Le lieu de l’enquête s’imposait : deux communes du fameux 93 (dont on oublie qu’il est de Seine-Saint-Denis), Clichy-sous-Bois et Montfermeil. La première détient un record peu enviable, 76 % de ses administrés ayant un de leurs deux parents né à l’étranger. Le 93 est un ramassis : immigrés anciens et nouveaux, meneurs musulmans de toutes sortes, prêcheurs évangélistes, roms, et quelques gaouris perdus (nous autres). C’est aussi la plus grande zone industrielle d’Europe et le fief, au siècle passé, du Parti communiste français. À l’Ouest du département, les gisants de notre Basilique royale poursuivent, indifférents à leur nouvel environnement, leur méditation silencieuse. C’est à Clichy et Montfermeil qu’à l’automne 2005 éclatèrent des émeutes jamais vues, à la suite de l’électrocution de deux loulous en fuite et de ce que, dans leur « grand récit », les musulmans du cru appellent le gazage de la mosquée Bilal, travestissement de la course erratique d’une grenade lacrymogène maladroitement lancée par un CRS qui n’en pouvait plus.
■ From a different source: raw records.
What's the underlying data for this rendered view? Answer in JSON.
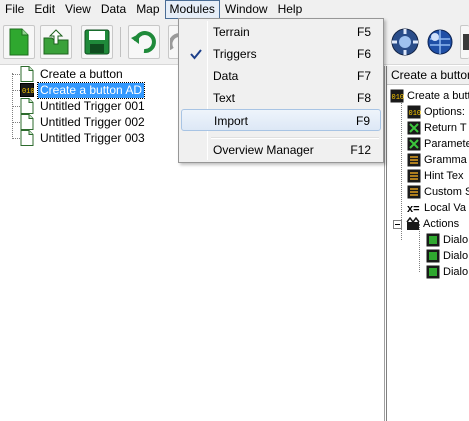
{
  "menubar": {
    "items": [
      "File",
      "Edit",
      "View",
      "Data",
      "Map",
      "Modules",
      "Window",
      "Help"
    ],
    "open_menu": "Modules"
  },
  "modules_menu": {
    "items": [
      {
        "label": "Terrain",
        "shortcut": "F5",
        "checked": false
      },
      {
        "label": "Triggers",
        "shortcut": "F6",
        "checked": true
      },
      {
        "label": "Data",
        "shortcut": "F7",
        "checked": false
      },
      {
        "label": "Text",
        "shortcut": "F8",
        "checked": false
      },
      {
        "label": "Import",
        "shortcut": "F9",
        "checked": false,
        "highlighted": true
      },
      {
        "label": "Overview Manager",
        "shortcut": "F12",
        "checked": false
      }
    ]
  },
  "toolbar": {
    "buttons": [
      "new-document-icon",
      "open-folder-icon",
      "save-icon",
      "undo-icon"
    ]
  },
  "trigger_tree": {
    "items": [
      {
        "label": "Create a button",
        "icon": "document-icon",
        "selected": false
      },
      {
        "label": "Create a button AD",
        "icon": "trigger-icon",
        "selected": true
      },
      {
        "label": "Untitled Trigger 001",
        "icon": "document-icon",
        "selected": false
      },
      {
        "label": "Untitled Trigger 002",
        "icon": "document-icon",
        "selected": false
      },
      {
        "label": "Untitled Trigger 003",
        "icon": "document-icon",
        "selected": false
      }
    ]
  },
  "right_panel": {
    "header": "Create a button .",
    "tree": [
      {
        "label": "Create a butt",
        "icon": "trigger-icon",
        "indent": 0
      },
      {
        "label": "Options:",
        "icon": "options-icon",
        "indent": 1
      },
      {
        "label": "Return T",
        "icon": "return-icon",
        "indent": 1
      },
      {
        "label": "Parameter",
        "icon": "parameter-icon",
        "indent": 1
      },
      {
        "label": "Gramma",
        "icon": "grammar-icon",
        "indent": 1
      },
      {
        "label": "Hint Tex",
        "icon": "hint-icon",
        "indent": 1
      },
      {
        "label": "Custom S",
        "icon": "custom-icon",
        "indent": 1
      },
      {
        "label": "Local Va",
        "icon": "local-var-icon",
        "indent": 1
      },
      {
        "label": "Actions",
        "icon": "actions-icon",
        "indent": 1,
        "expander": "-"
      },
      {
        "label": "Dialo",
        "icon": "dialog-icon",
        "indent": 2
      },
      {
        "label": "Dialo",
        "icon": "dialog-icon",
        "indent": 2
      },
      {
        "label": "Dialo",
        "icon": "dialog-icon",
        "indent": 2
      }
    ]
  },
  "colors": {
    "selection": "#3399ff",
    "menu_bg": "#f0f0f0",
    "highlight": "#dde8f6"
  }
}
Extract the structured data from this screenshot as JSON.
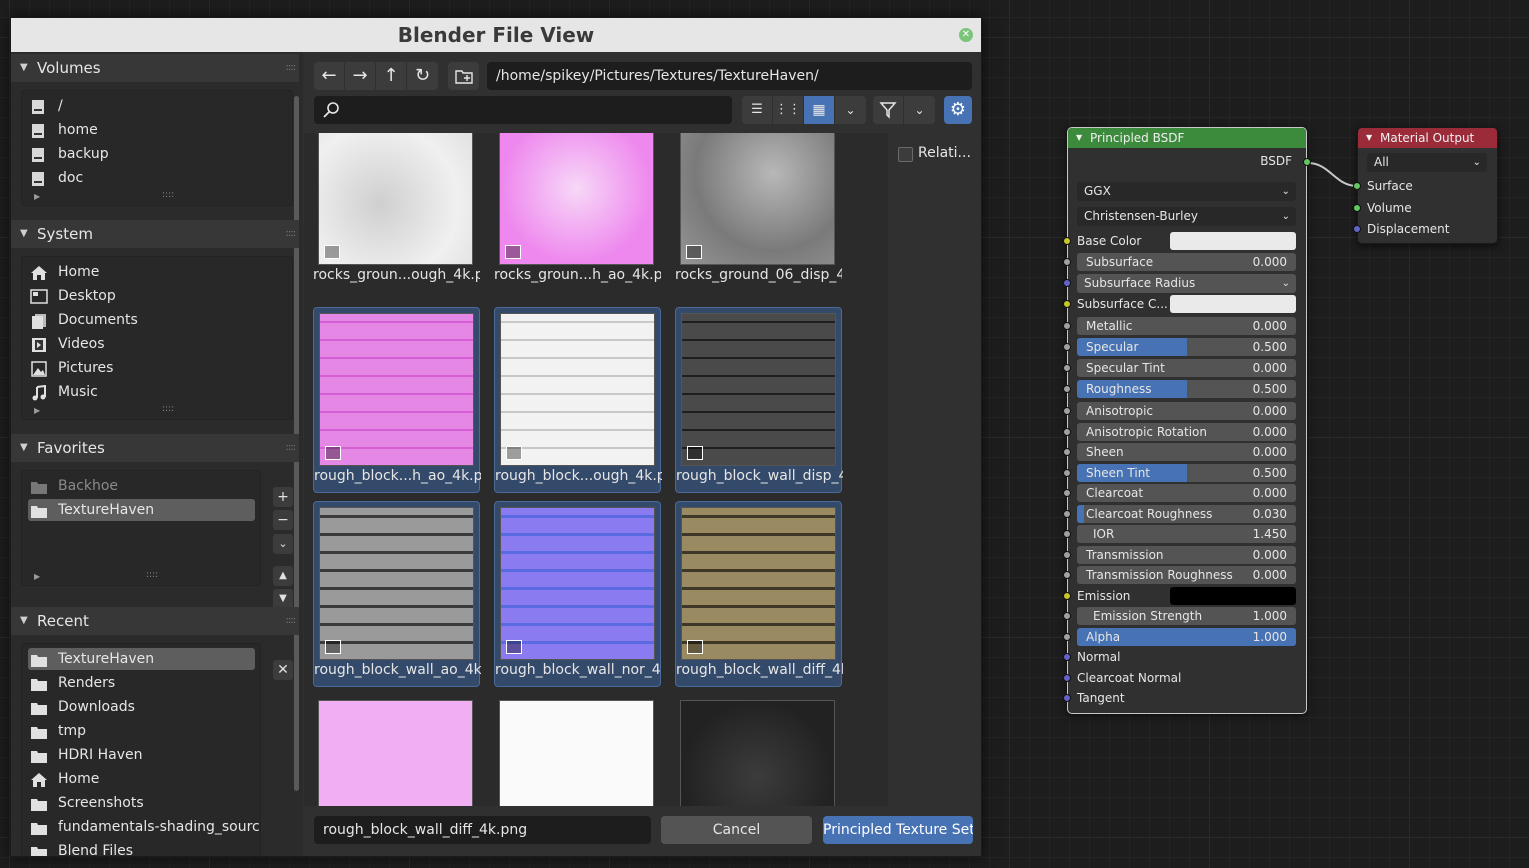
{
  "dialog": {
    "title": "Blender File View",
    "path": "/home/spikey/Pictures/Textures/TextureHaven/",
    "filename": "rough_block_wall_diff_4k.png",
    "cancel_label": "Cancel",
    "confirm_label": "Principled Texture Set...",
    "relative_label": "Relati..."
  },
  "sidebar": {
    "volumes": {
      "title": "Volumes",
      "items": [
        "/",
        "home",
        "backup",
        "doc"
      ]
    },
    "system": {
      "title": "System",
      "items": [
        "Home",
        "Desktop",
        "Documents",
        "Videos",
        "Pictures",
        "Music"
      ]
    },
    "favorites": {
      "title": "Favorites",
      "items": [
        "Backhoe",
        "TextureHaven"
      ]
    },
    "recent": {
      "title": "Recent",
      "items": [
        "TextureHaven",
        "Renders",
        "Downloads",
        "tmp",
        "HDRI Haven",
        "Home",
        "Screenshots",
        "fundamentals-shading_sourc...",
        "Blend Files"
      ]
    }
  },
  "files": [
    {
      "name": "rocks_groun...ough_4k.png",
      "selected": false
    },
    {
      "name": "rocks_groun...h_ao_4k.png",
      "selected": false
    },
    {
      "name": "rocks_ground_06_disp_4...",
      "selected": false
    },
    {
      "name": "rough_block...h_ao_4k.png",
      "selected": true
    },
    {
      "name": "rough_block...ough_4k.png",
      "selected": true
    },
    {
      "name": "rough_block_wall_disp_4k",
      "selected": true
    },
    {
      "name": "rough_block_wall_ao_4k....",
      "selected": true
    },
    {
      "name": "rough_block_wall_nor_4k....",
      "selected": true
    },
    {
      "name": "rough_block_wall_diff_4k....",
      "selected": true
    },
    {
      "name": "",
      "selected": false
    },
    {
      "name": "",
      "selected": false
    },
    {
      "name": "",
      "selected": false
    }
  ],
  "principled": {
    "title": "Principled BSDF",
    "output": "BSDF",
    "distribution": "GGX",
    "subsurface_method": "Christensen-Burley",
    "base_color_label": "Base Color",
    "subsurface_radius_label": "Subsurface Radius",
    "subsurface_color_label": "Subsurface C...",
    "emission_label": "Emission",
    "sliders": [
      {
        "label": "Subsurface",
        "value": "0.000",
        "fill": 0
      },
      {
        "label": "Metallic",
        "value": "0.000",
        "fill": 0
      },
      {
        "label": "Specular",
        "value": "0.500",
        "fill": 0.5
      },
      {
        "label": "Specular Tint",
        "value": "0.000",
        "fill": 0
      },
      {
        "label": "Roughness",
        "value": "0.500",
        "fill": 0.5
      },
      {
        "label": "Anisotropic",
        "value": "0.000",
        "fill": 0
      },
      {
        "label": "Anisotropic Rotation",
        "value": "0.000",
        "fill": 0
      },
      {
        "label": "Sheen",
        "value": "0.000",
        "fill": 0
      },
      {
        "label": "Sheen Tint",
        "value": "0.500",
        "fill": 0.5
      },
      {
        "label": "Clearcoat",
        "value": "0.000",
        "fill": 0
      },
      {
        "label": "Clearcoat Roughness",
        "value": "0.030",
        "fill": 0.03
      },
      {
        "label": "IOR",
        "value": "1.450",
        "fill": 0
      },
      {
        "label": "Transmission",
        "value": "0.000",
        "fill": 0
      },
      {
        "label": "Transmission Roughness",
        "value": "0.000",
        "fill": 0
      },
      {
        "label": "Emission Strength",
        "value": "1.000",
        "fill": 0
      },
      {
        "label": "Alpha",
        "value": "1.000",
        "fill": 1
      }
    ],
    "vector_inputs": [
      "Normal",
      "Clearcoat Normal",
      "Tangent"
    ]
  },
  "material_output": {
    "title": "Material Output",
    "target": "All",
    "inputs": [
      "Surface",
      "Volume",
      "Displacement"
    ]
  },
  "colors": {
    "accent": "#4772b3",
    "shader_header": "#3c8a3c",
    "output_header": "#9c2b3a"
  }
}
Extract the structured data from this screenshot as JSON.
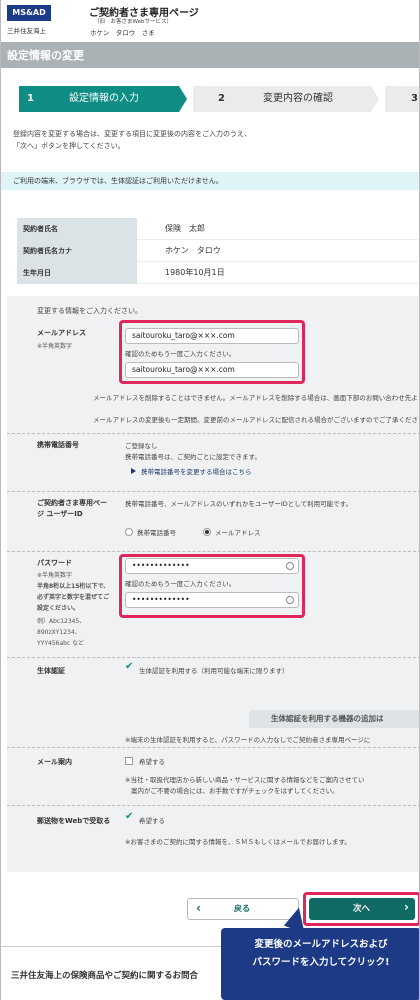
{
  "header": {
    "logo": "MS&AD",
    "company": "三井住友海上",
    "title": "ご契約者さま専用ページ",
    "subtitle": "（旧　お客さまWebサービス）",
    "user_name": "ホケン　タロウ　さま"
  },
  "page_title": "設定情報の変更",
  "steps": [
    {
      "num": "1",
      "label": "設定情報の入力"
    },
    {
      "num": "2",
      "label": "変更内容の確認"
    },
    {
      "num": "3",
      "label": ""
    }
  ],
  "intro": {
    "line1": "登録内容を変更する場合は、変更する項目に変更後の内容をご入力のうえ、",
    "line2": "「次へ」ボタンを押してください。"
  },
  "notice": "ご利用の端末、ブラウザでは、生体認証はご利用いただけません。",
  "contract_info": [
    {
      "label": "契約者氏名",
      "value": "保険　太郎"
    },
    {
      "label": "契約者氏名カナ",
      "value": "ホケン　タロウ"
    },
    {
      "label": "生年月日",
      "value": "1980年10月1日"
    }
  ],
  "form": {
    "instruction": "変更する情報をご入力ください。",
    "email": {
      "label": "メールアドレス",
      "note": "※半角英数字",
      "value": "saitouroku_taro@×××.com",
      "confirm_label": "確認のためもう一度ご入力ください。",
      "confirm_value": "saitouroku_taro@×××.com",
      "help1": "メールアドレスを削除することはできません。メールアドレスを削除する場合は、画面下部のお問い合わせ先よ",
      "help2": "メールアドレスの変更後も一定期間、変更前のメールアドレスに配信される場合がございますのでご了承くださ"
    },
    "mobile": {
      "label": "携帯電話番号",
      "status": "ご登録なし",
      "desc": "携帯電話番号は、ご契約ごとに設定できます。",
      "link": "携帯電話番号を変更する場合はこちら"
    },
    "userid": {
      "label1": "ご契約者さま専用ペー",
      "label2": "ジ ユーザーID",
      "desc": "携帯電話番号、メールアドレスのいずれかをユーザーIDとして利用可能です。",
      "option1": "携帯電話番号",
      "option2": "メールアドレス"
    },
    "password": {
      "label": "パスワード",
      "rules": [
        "※半角英数字",
        "半角8桁以上15桁以下で、",
        "必ず英字と数字を混ぜてご",
        "設定ください。",
        "例）Abc12345、",
        "890zXY1234、",
        "YYY456abc など"
      ],
      "value": "•••••••••••••",
      "confirm_label": "確認のためもう一度ご入力ください。",
      "confirm_value": "•••••••••••••"
    },
    "bio": {
      "label": "生体認証",
      "checkbox": "生体認証を利用する（利用可能な端末に限ります）",
      "device_button": "生体認証を利用する機器の追加は",
      "note": "※端末の生体認証を利用すると、パスワードの入力なしでご契約者さま専用ページに"
    },
    "mail_info": {
      "label": "メール案内",
      "checkbox": "希望する",
      "note1": "※当社・取扱代理店から新しい商品・サービスに関する情報などをご案内させてい",
      "note2": "案内がご不要の場合には、お手数ですがチェックをはずしてください。"
    },
    "web_delivery": {
      "label": "郵送物をWebで受取る",
      "checkbox": "希望する",
      "note": "※お客さまのご契約に関する情報を、ＳＭＳもしくはメールでお届けします。"
    }
  },
  "buttons": {
    "back": "戻る",
    "next": "次へ"
  },
  "callout": {
    "line1": "変更後のメールアドレスおよび",
    "line2": "パスワードを入力してクリック!"
  },
  "footer": "三井住友海上の保険商品やご契約に関するお問合"
}
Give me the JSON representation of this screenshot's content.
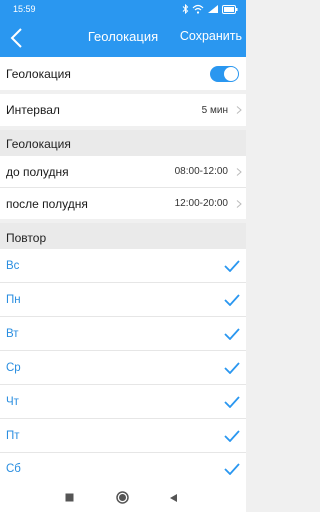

La Seine-Saint-Denis, dit Gilles Kepel, est La Mecque de l’islam de France. Islam de France ou islam en France ? C’est une belle querelle ! L’auteur choisit le « de », qui postule que l’islam, chez nous, pourrait prendre un visage plus aimable que celui de l’islam ordinaire. Le bon musulman ne l’entend pas de cette oreille : l’islam est l’islam, où qu’il soit. Si l’islam est un, ses prosélytes sont divers et toutes les tendances ici représentées : missionnaires frustres du tabligh, islamo-gauchistes façon Tariq Ramadan, Frères musulmans de l’Union des organisations islamiques de France (UOIF) et, derniers venus, les salafistes, dont il faut savoir gré à l’auteur d’avoir éclairé cette dénomination ambiguë.
Des divergences des prêcheurs, le halal est un bon révélateur. C’est qu’il ne s’agit pas que de viande, objet de querelles dogmatiques et de rivalités commerçantes, mais d’une éthique de vie où mœurs sexuelles et matrimoniales ont une grande part. Ainsi élargi, le halal devient marqueur d’identité et sa diffusion, récente, est fulgurante. Il est aussi notre miroir, révélateur de ce que nous sommes nous-mêmes devenus. Chrétiens, nous étions gens du Livre, ce qui, pour les Musulmans, nous plaçait dans une catégorie inférieure sans doute, mais pour laquelle on a certains égards. Ainsi les interdits alimentaires pouvaient-ils, par politesse, être transgressés. Pareillement les restrictions matrimoniales. Pour les plus lucides de nos musulmans, ceci n’est plus de mise : où sont, demandent-ils, les gens du Livre ? Les Français d’aujourd’hui sont des moins que rien.
Gilles Kepel est trop honnête, ou trop frotté d’université, pour conclure fermement. Aussi bien annonce-t-il que cette enquête est pour lui ce que les militaires appellent « l’adieu aux armes ». Ce faisant, il se veut rassurant. Notre laïcité et la restauration de l’emploi règleront le problème. Le lecteur aura du mal à le suivre. S’il était dupe du discours politiquement correct que l’on tient sur l’islam, le voici désabusé. S’il savait déjà ce que l’islam recèle de menaces, d’inquiet qu’il était le voici affolé. La colère revendicatrice des jeunes musulmans n’a point de cibles. C’est « être là » qui les révolte. Argumenter nous est impossible : opposer la laïcité à une religion intégrale, c’est opposer le rien au tout. Pas d’espoir ? Aucun qui se puisse dire. Laissons le mot de la fin à Linda, chrétienne il est vrai mais dont la perspicacité est extrême : « Les gens qui ont fait ça (les émeutes de 2005), c’est tous des cons – ça peut recommencer ? – s’ils sont cons, oui ». Alors, mort aux c… ? Vaste programme, disait le général de Gaulle.